On 13/08/13 10:44 AM, Mikko Rantalainen wrote:
On Tuesday, 13 August 2013 00:59:24 UTC+3, Tanvi Vyas wrote:
I filed a bug for this and welcome feedback and
suggestions: https://bugzilla.mozilla.org/show_bug.cgi?id=903211.
Thanks for the pointers. I added a comment to that bug.
On a side note, Ian mentioned a "neutral" mode for SSL, and I'm unclear
on what that is referring to. Some context would be helpful.
I cannot speak for Ian, but I'd guess "neutral" mode means something along the lines "use
encrypted connection but do not show any additional 'secure' UI decorations". That would be suitable for
cases where site wants to protect the user input and site output but there's no need to convince the user
that the *site* is secure. Kind of "this is normal content that just happens to be transferred over
secure link, allow all stuff that would be allowed if the host document used HTTP connection".
If my interpretation is correct, this is exactly the mode which is required for
painless transition to fully encrypted mode in the future. Currently either you
convert all content to HTTPS connections and do not embed any HTTP content, or
you cannot use HTTPS connection for the host document.
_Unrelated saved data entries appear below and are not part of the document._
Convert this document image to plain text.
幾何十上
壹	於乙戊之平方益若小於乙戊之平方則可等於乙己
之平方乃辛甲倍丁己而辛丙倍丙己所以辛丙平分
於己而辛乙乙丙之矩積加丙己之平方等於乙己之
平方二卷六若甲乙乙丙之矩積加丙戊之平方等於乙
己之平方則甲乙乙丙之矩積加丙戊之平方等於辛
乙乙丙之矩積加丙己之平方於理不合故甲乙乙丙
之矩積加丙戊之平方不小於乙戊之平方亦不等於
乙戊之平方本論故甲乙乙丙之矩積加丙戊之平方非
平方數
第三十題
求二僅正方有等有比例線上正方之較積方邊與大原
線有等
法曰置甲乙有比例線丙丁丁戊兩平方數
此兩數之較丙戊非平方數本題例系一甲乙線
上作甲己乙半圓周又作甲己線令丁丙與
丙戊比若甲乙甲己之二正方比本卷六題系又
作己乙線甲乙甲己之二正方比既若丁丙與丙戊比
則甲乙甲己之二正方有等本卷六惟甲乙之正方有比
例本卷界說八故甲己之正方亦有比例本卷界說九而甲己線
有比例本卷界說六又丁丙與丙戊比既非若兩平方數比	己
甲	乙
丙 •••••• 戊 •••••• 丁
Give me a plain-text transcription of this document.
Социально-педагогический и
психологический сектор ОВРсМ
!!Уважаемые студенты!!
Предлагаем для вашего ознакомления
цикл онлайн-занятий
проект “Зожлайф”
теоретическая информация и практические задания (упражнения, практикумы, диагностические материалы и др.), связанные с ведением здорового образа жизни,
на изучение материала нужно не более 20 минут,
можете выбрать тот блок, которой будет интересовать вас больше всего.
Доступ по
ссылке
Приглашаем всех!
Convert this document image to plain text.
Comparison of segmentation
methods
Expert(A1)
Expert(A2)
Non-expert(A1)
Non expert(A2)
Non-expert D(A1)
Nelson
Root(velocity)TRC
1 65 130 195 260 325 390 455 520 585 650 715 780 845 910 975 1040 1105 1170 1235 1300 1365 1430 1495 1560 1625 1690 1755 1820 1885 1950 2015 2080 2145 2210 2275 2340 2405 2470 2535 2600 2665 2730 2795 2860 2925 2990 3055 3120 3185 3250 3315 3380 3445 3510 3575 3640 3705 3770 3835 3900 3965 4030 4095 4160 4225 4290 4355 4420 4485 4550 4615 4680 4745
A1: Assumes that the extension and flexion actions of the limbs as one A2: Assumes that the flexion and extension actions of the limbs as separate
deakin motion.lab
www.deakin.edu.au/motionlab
Pretty much. The capability exists in SSL (easily) to do encrypted
links by turning on ADH or self-signed certs automatically. It always
has existed. Because these don't offer much authentication, and they
are basically opportunistic, their protection is not as strong as the
certificate model you are all familiar with. Hence, they don't deserve
much or any indication of a positive nature. So, easy conclusion is to
not turn on the icon / colours / happy face for these modes.
They are however logically and effectively stronger than cleartext HTTP,
because they provide passive encryption at least. And this is where
browser security goes wrong. Instead of promoting them, the browser
vendors ban or condemn them with big red warnings. Their logic is based
on other mis-assumptions, and we don't need to drag in 20 years of old
dead arguments here.
Hence it is a trap of their own makings. The security model is what we
in the trade call "all or nothing", and those sorts of models generally
result in approximately nothing. The challenge then is to move everyone
from close to nothing to closer to all when there ain't nothing in the
middle.
As I say, these are old arguments. I'm only repeating them so that
people understand why the browsers are moving now to ban these forms of
mixed content under HTTPS. Unfortunately, they have to, and the browser
vendors have to sacrifice their users in the process, because the threat
scenario (the hackers and so forth) have been building up over the last
few years so dramatically that now everyone is capable of pointing the
finger at those who did nothing when the warning signs were clear and loud.